• The role of urokinase plasminogen activator receptor (uPAR) on forebrain GABAergic interneuron development

      Bae, Mihyun; Powell, Elizabeth M. (Elizabeth Mary) (2009)
      Although GABAergic interneurons are only a small portion of neurons in the cerebral cortex, they have powerful influence on excitatory neurons and the overall function of neural networks. The disruption of GABAergic interneuron development causes an imbalance between excitation and inhibition and, consequently, a perturbation in overall circuitry. It has been reported that altered interneuron development causes a number of neurological disorders including epilepsy. Studies about the molecular mechanisms involved in GABAergic interneurons development are important to understand the mechanisms underlying neurological disorders. When the urokinase type plasminogen activator receptor (uPAR, gene symbol: Plaur) is genetically eliminated, migration of GABAergic interneurons is altered embryonically. This defect has been attributed to the reduction of hepatocyte growth factor/scatter factor (HGF/SF) levels. In the adult, lack of uPAR causes the reduction of GABAergic interneurons in cerebral cortex and consequently, increased seizure susceptibility and enhanced anxiety.
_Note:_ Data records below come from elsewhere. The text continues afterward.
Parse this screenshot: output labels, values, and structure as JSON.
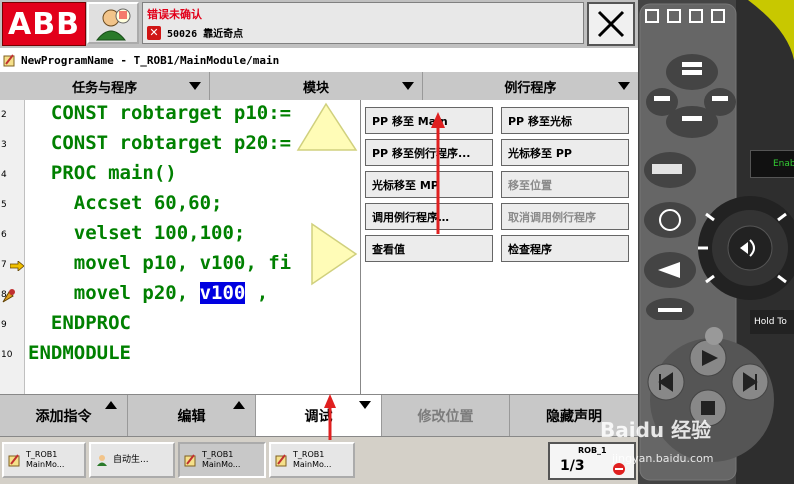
{
  "header": {
    "logo_text": "ABB",
    "status_title": "错误未确认",
    "status_code_msg": "50026 靠近奇点"
  },
  "path_bar": {
    "text": "NewProgramName - T_ROB1/MainModule/main"
  },
  "column_headers": [
    "任务与程序",
    "模块",
    "例行程序"
  ],
  "code": {
    "line_numbers": [
      "2",
      "3",
      "4",
      "5",
      "6",
      "7",
      "8",
      "9",
      "10"
    ],
    "lines": [
      "  CONST robtarget p10:=",
      "  CONST robtarget p20:=",
      "  PROC main()",
      "    Accset 60,60;",
      "    velset 100,100;",
      "    movel p10, v100, fi",
      "    movel p20, ",
      "  ENDPROC",
      "ENDMODULE"
    ],
    "highlighted_token": "v100",
    "after_highlight": " ,"
  },
  "menu": {
    "items": [
      {
        "label": "PP 移至 Main",
        "enabled": true
      },
      {
        "label": "PP 移至光标",
        "enabled": true
      },
      {
        "label": "PP 移至例行程序...",
        "enabled": true
      },
      {
        "label": "光标移至 PP",
        "enabled": true
      },
      {
        "label": "光标移至 MP",
        "enabled": true
      },
      {
        "label": "移至位置",
        "enabled": false
      },
      {
        "label": "调用例行程序…",
        "enabled": true
      },
      {
        "label": "取消调用例行程序",
        "enabled": false
      },
      {
        "label": "查看值",
        "enabled": true
      },
      {
        "label": "检查程序",
        "enabled": true
      }
    ]
  },
  "bottom_tabs": [
    {
      "label": "添加指令",
      "state": "normal"
    },
    {
      "label": "编辑",
      "state": "normal"
    },
    {
      "label": "调试",
      "state": "active"
    },
    {
      "label": "修改位置",
      "state": "disabled"
    },
    {
      "label": "隐藏声明",
      "state": "normal"
    }
  ],
  "taskbar": {
    "items": [
      {
        "line1": "T_ROB1",
        "line2": "MainMo..."
      },
      {
        "line1": "自动生...",
        "line2": ""
      },
      {
        "line1": "T_ROB1",
        "line2": "MainMo..."
      },
      {
        "line1": "T_ROB1",
        "line2": "MainMo..."
      }
    ],
    "rob_label": "ROB_1",
    "rob_fraction": "1/3"
  },
  "pendant": {
    "enable_label": "Enab",
    "hold_label": "Hold To"
  },
  "watermark": {
    "brand": "Baidu 经验",
    "url": "jingyan.baidu.com"
  },
  "colors": {
    "abb_red": "#e2001a",
    "code_green": "#008000",
    "highlight_blue": "#0000e0",
    "annotation_red": "#e02020",
    "pointer_yellow": "#fffcb0"
  }
}
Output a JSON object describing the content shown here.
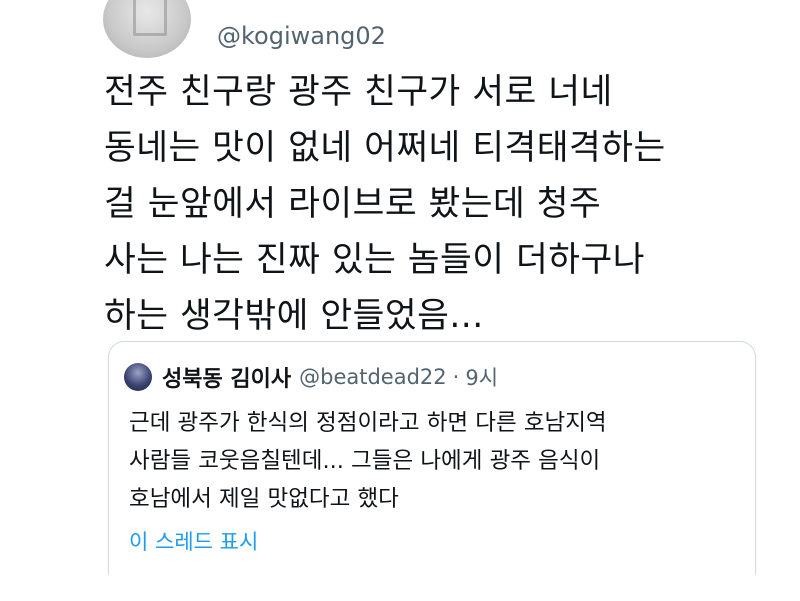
{
  "tweet": {
    "avatar_icon": "user-avatar",
    "handle": "@kogiwang02",
    "lines": [
      "전주 친구랑 광주 친구가 서로 너네",
      "동네는 맛이 없네 어쩌네 티격태격하는",
      "걸 눈앞에서 라이브로 봤는데 청주",
      "사는 나는 진짜 있는 놈들이 더하구나",
      "하는 생각밖에 안들었음..."
    ]
  },
  "quote": {
    "avatar_icon": "user-avatar",
    "name": "성북동 김이사",
    "handle": "@beatdead22",
    "separator": "·",
    "time": "9시",
    "lines": [
      "근데 광주가 한식의 정점이라고 하면 다른 호남지역",
      "사람들 코웃음칠텐데... 그들은 나에게 광주 음식이",
      "호남에서 제일 맛없다고 했다"
    ],
    "show_thread": "이 스레드 표시"
  },
  "colors": {
    "text": "#0f1419",
    "secondary": "#536471",
    "link": "#1d9bf0",
    "border": "#cfd9de"
  }
}
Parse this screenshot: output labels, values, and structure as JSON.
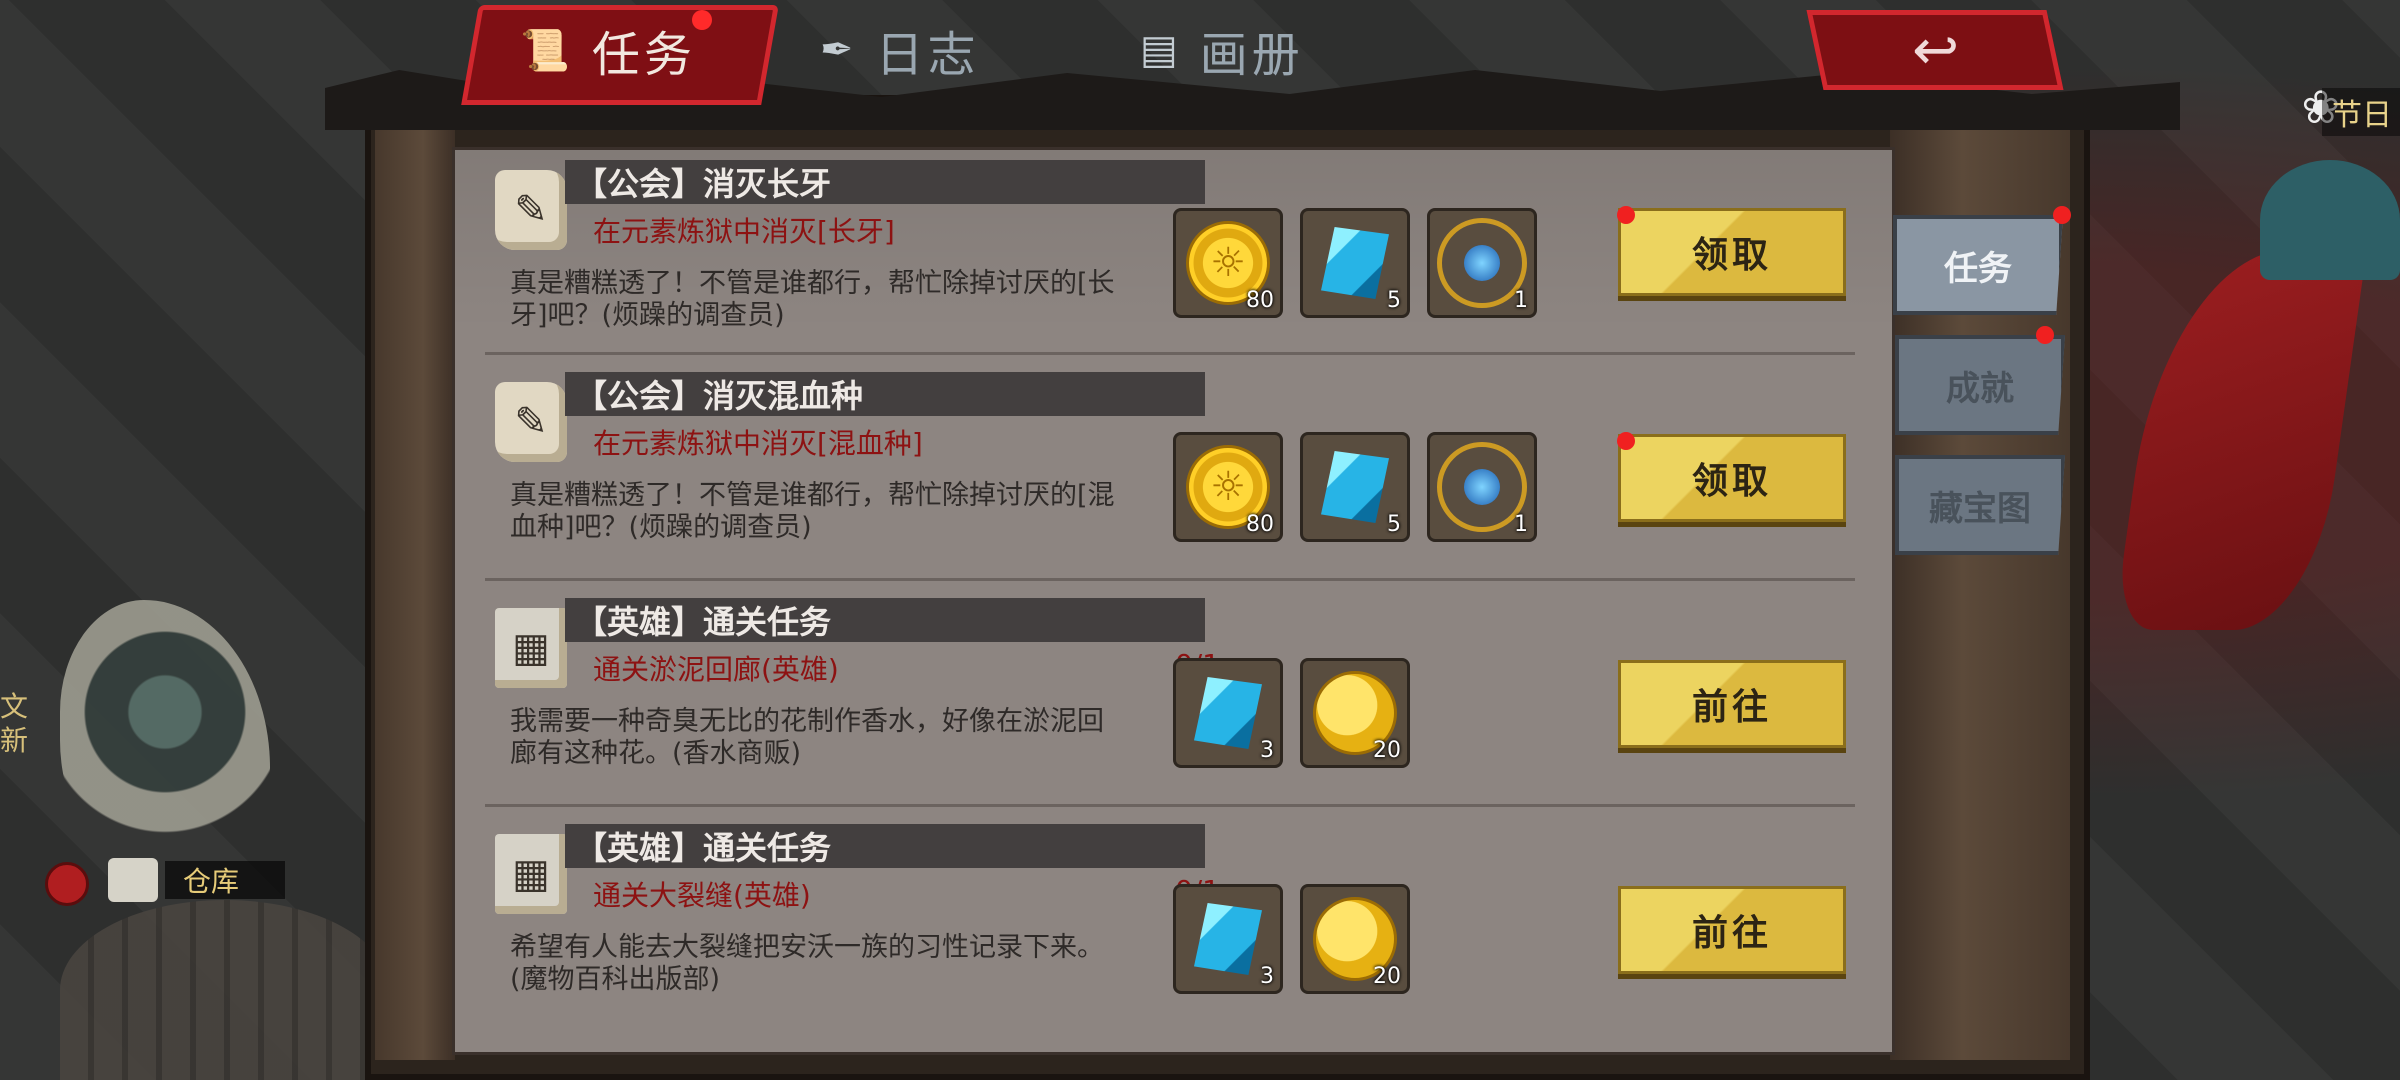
{
  "top_tabs": [
    {
      "label": "任务",
      "icon": "scroll-icon",
      "active": true
    },
    {
      "label": "日志",
      "icon": "quill-icon",
      "active": false
    },
    {
      "label": "画册",
      "icon": "book-icon",
      "active": false
    }
  ],
  "back_icon": "↩",
  "side_tabs": [
    {
      "label": "任务",
      "active": true
    },
    {
      "label": "成就",
      "active": false
    },
    {
      "label": "藏宝图",
      "active": false
    }
  ],
  "background": {
    "storage_label": "仓库",
    "festival_label": "节日",
    "left_edge_text": "文\n新"
  },
  "quests": [
    {
      "title": "【公会】消灭长牙",
      "objective": "在元素炼狱中消灭[长牙]",
      "progress": "",
      "description": "真是糟糕透了！不管是谁都行，帮忙除掉讨厌的[长牙]吧？(烦躁的调查员)",
      "rewards": [
        {
          "item": "sun-coin-icon",
          "count": "80"
        },
        {
          "item": "blue-crystal-icon",
          "count": "5"
        },
        {
          "item": "orb-icon",
          "count": "1"
        }
      ],
      "button": "领取"
    },
    {
      "title": "【公会】消灭混血种",
      "objective": "在元素炼狱中消灭[混血种]",
      "progress": "",
      "description": "真是糟糕透了！不管是谁都行，帮忙除掉讨厌的[混血种]吧？(烦躁的调查员)",
      "rewards": [
        {
          "item": "sun-coin-icon",
          "count": "80"
        },
        {
          "item": "blue-crystal-icon",
          "count": "5"
        },
        {
          "item": "orb-icon",
          "count": "1"
        }
      ],
      "button": "领取"
    },
    {
      "title": "【英雄】通关任务",
      "objective": "通关淤泥回廊(英雄)",
      "progress": "0/1",
      "description": "我需要一种奇臭无比的花制作香水，好像在淤泥回廊有这种花。(香水商贩)",
      "rewards": [
        {
          "item": "blue-crystal-icon",
          "count": "3"
        },
        {
          "item": "gold-coin-icon",
          "count": "20"
        }
      ],
      "button": "前往"
    },
    {
      "title": "【英雄】通关任务",
      "objective": "通关大裂缝(英雄)",
      "progress": "0/1",
      "description": "希望有人能去大裂缝把安沃一族的习性记录下来。(魔物百科出版部)",
      "rewards": [
        {
          "item": "blue-crystal-icon",
          "count": "3"
        },
        {
          "item": "gold-coin-icon",
          "count": "20"
        }
      ],
      "button": "前往"
    }
  ],
  "colors": {
    "board": "#8d8581",
    "title_bar": "#433f3f",
    "objective": "#8d1212",
    "button": "#ecd460",
    "active_tab": "#7f0f14",
    "badge": "#f02020"
  }
}
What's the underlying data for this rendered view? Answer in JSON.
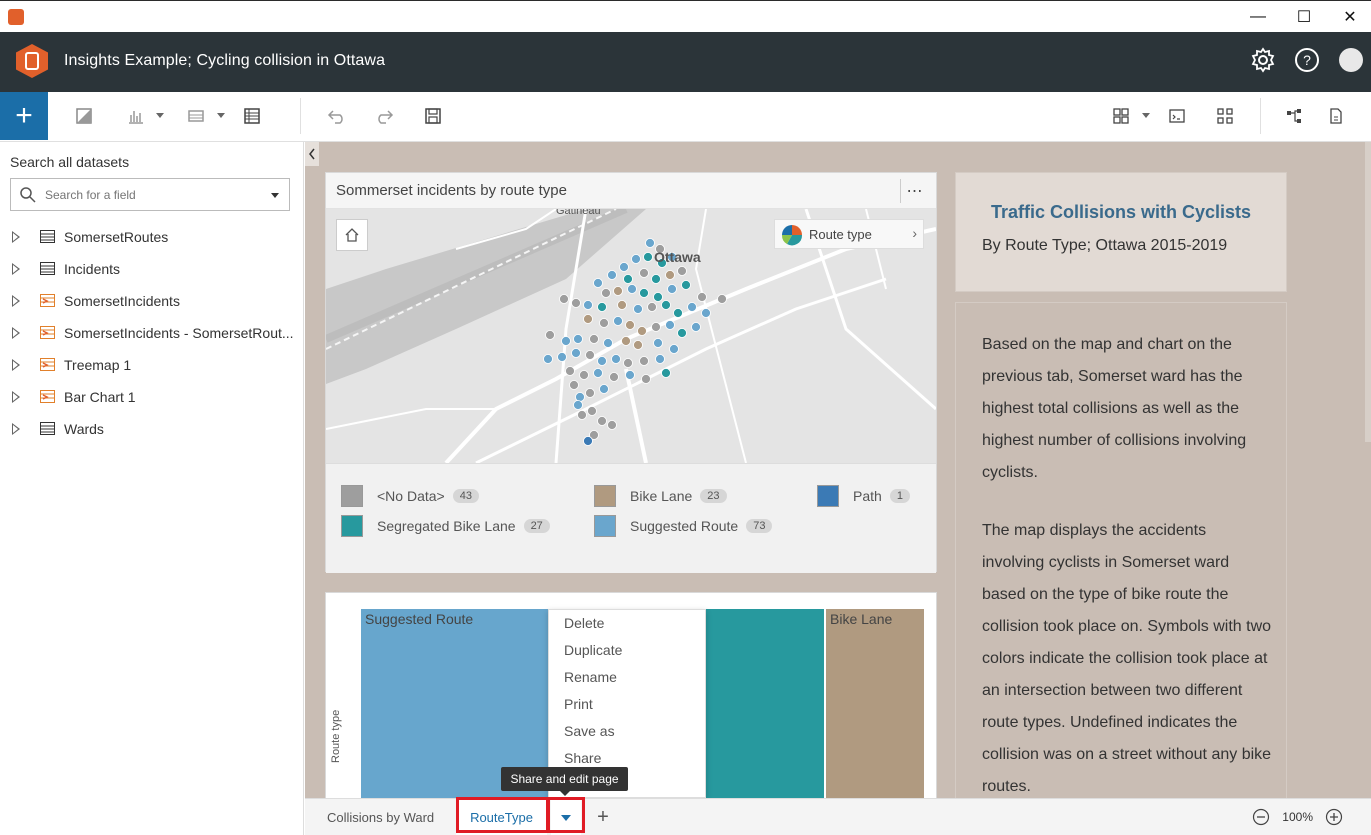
{
  "window": {
    "min": "—",
    "max": "☐",
    "close": "✕"
  },
  "header": {
    "title": "Insights Example; Cycling collision in Ottawa"
  },
  "toolbar": {
    "add_label": "+"
  },
  "datapane": {
    "title": "Search all datasets",
    "search_placeholder": "Search for a field",
    "datasets": [
      {
        "name": "SomersetRoutes",
        "icon": "table-icon"
      },
      {
        "name": "Incidents",
        "icon": "table-icon"
      },
      {
        "name": "SomersetIncidents",
        "icon": "result-icon"
      },
      {
        "name": "SomersetIncidents - SomersetRout...",
        "icon": "result-icon"
      },
      {
        "name": "Treemap 1",
        "icon": "result-icon"
      },
      {
        "name": "Bar Chart 1",
        "icon": "result-icon"
      },
      {
        "name": "Wards",
        "icon": "table-icon"
      }
    ]
  },
  "map_card": {
    "title": "Sommerset incidents by route type",
    "legend_button": "Route type",
    "city_label": "Ottawa",
    "top_label": "Gatineau",
    "legend": [
      {
        "label": "<No Data>",
        "count": "43",
        "color": "#9e9e9e"
      },
      {
        "label": "Bike Lane",
        "count": "23",
        "color": "#b09a80"
      },
      {
        "label": "Path",
        "count": "1",
        "color": "#3b7ab5"
      },
      {
        "label": "Segregated Bike Lane",
        "count": "27",
        "color": "#27999e"
      },
      {
        "label": "Suggested Route",
        "count": "73",
        "color": "#6aa6cd"
      }
    ]
  },
  "treemap": {
    "labels": {
      "suggested": "Suggested Route",
      "bike_lane": "Bike Lane"
    },
    "y_axis": "Route type",
    "colors": {
      "suggested": "#67a6cd",
      "segregated": "#27999e",
      "bike_lane": "#b09a80"
    }
  },
  "text_card": {
    "title": "Traffic Collisions with Cyclists",
    "subtitle": "By Route Type; Ottawa 2015-2019",
    "para1": "Based on the map and chart on the previous tab, Somerset ward has the highest total collisions as well as the highest number of collisions involving cyclists.",
    "para2": "The map displays the accidents involving cyclists in Somerset ward based on the type of bike route the collision took place on. Symbols with two colors indicate the collision took place at an intersection between two different route types. Undefined indicates the collision was on a street without any bike routes."
  },
  "context_menu": {
    "items": [
      "Delete",
      "Duplicate",
      "Rename",
      "Print",
      "Save as",
      "Share"
    ]
  },
  "tooltip": "Share and edit page",
  "tabs": {
    "page1": "Collisions by Ward",
    "page2": "RouteType",
    "add": "+"
  },
  "zoom": {
    "level": "100%"
  }
}
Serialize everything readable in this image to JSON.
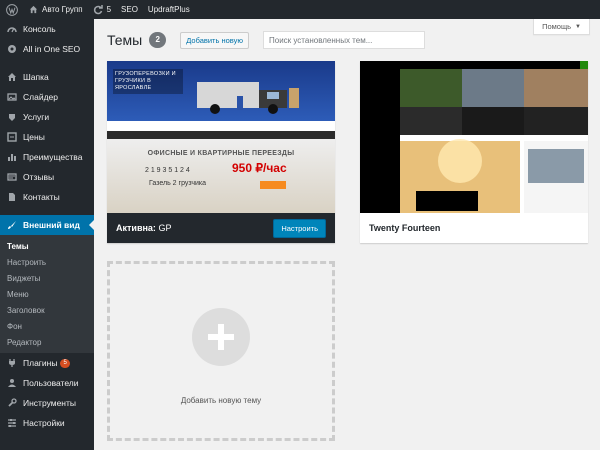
{
  "adminbar": {
    "items": [
      {
        "label": "Авто Групп"
      },
      {
        "label": "5"
      },
      {
        "label": "SEO"
      },
      {
        "label": "UpdraftPlus"
      }
    ]
  },
  "sidebar": {
    "items": [
      {
        "label": "Консоль",
        "icon": "dashboard-icon"
      },
      {
        "label": "All in One SEO",
        "icon": "seo-icon"
      },
      {
        "label": "Шапка",
        "icon": "home-icon"
      },
      {
        "label": "Слайдер",
        "icon": "image-icon"
      },
      {
        "label": "Услуги",
        "icon": "services-icon"
      },
      {
        "label": "Цены",
        "icon": "price-icon"
      },
      {
        "label": "Преимущества",
        "icon": "chart-icon"
      },
      {
        "label": "Отзывы",
        "icon": "reviews-icon"
      },
      {
        "label": "Контакты",
        "icon": "contacts-icon"
      },
      {
        "label": "Внешний вид",
        "icon": "paintbrush-icon"
      }
    ],
    "submenu": [
      "Темы",
      "Настроить",
      "Виджеты",
      "Меню",
      "Заголовок",
      "Фон",
      "Редактор"
    ],
    "bottom": [
      {
        "label": "Плагины",
        "icon": "plugin-icon",
        "badge": "5"
      },
      {
        "label": "Пользователи",
        "icon": "users-icon"
      },
      {
        "label": "Инструменты",
        "icon": "tools-icon"
      },
      {
        "label": "Настройки",
        "icon": "settings-icon"
      }
    ]
  },
  "main": {
    "help": "Помощь",
    "title": "Темы",
    "count": "2",
    "add_new": "Добавить новую",
    "search_placeholder": "Поиск установленных тем...",
    "themes": [
      {
        "active_prefix": "Активна:",
        "name": "GP",
        "customize": "Настроить"
      },
      {
        "name": "Twenty Fourteen"
      }
    ],
    "add_theme_label": "Добавить новую тему"
  },
  "gp_preview": {
    "headline": "ГРУЗОПЕРЕВОЗКИ И ГРУЗЧИКИ В ЯРОСЛАВЛЕ",
    "hero_title": "ОФИСНЫЕ И КВАРТИРНЫЕ ПЕРЕЕЗДЫ",
    "price": "950 ₽/час",
    "line1": "2 1 9 3 5 1 2 4",
    "line2": "Газель 2 грузчика"
  },
  "colors": {
    "admin_bg": "#23282d",
    "accent": "#0073aa",
    "button": "#0085ba",
    "badge": "#d54e21"
  }
}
Here I investigate the role of uPAR on postnatal GABAergic interneurons and if the GABAergic interneuron defects in the absence of Plaur can be rescued by postnatal supplementation of HGF/SF. Loss of uPAR alters HGF/SF levels and affects cell proliferation, maturation, and survival during postnatal GABAergic interneuron development in the somatosensory cortex. The defects of GABAergic interneurons are also found in rostral part of forebrain, including the striatum and frontal cortical areas. Postnatal supplementation of HGF/SF can recover some of the GABAergic interneuron development defects, and GABAergic interneurons appear to be properly functional. My thesis work suggests that uPAR regulates postnatal GABAergic interneuron development in the forebrain as a regulator of HGF/SF levels. This molecular mechanism is important to develop potential therapeutic methods for epilepsy.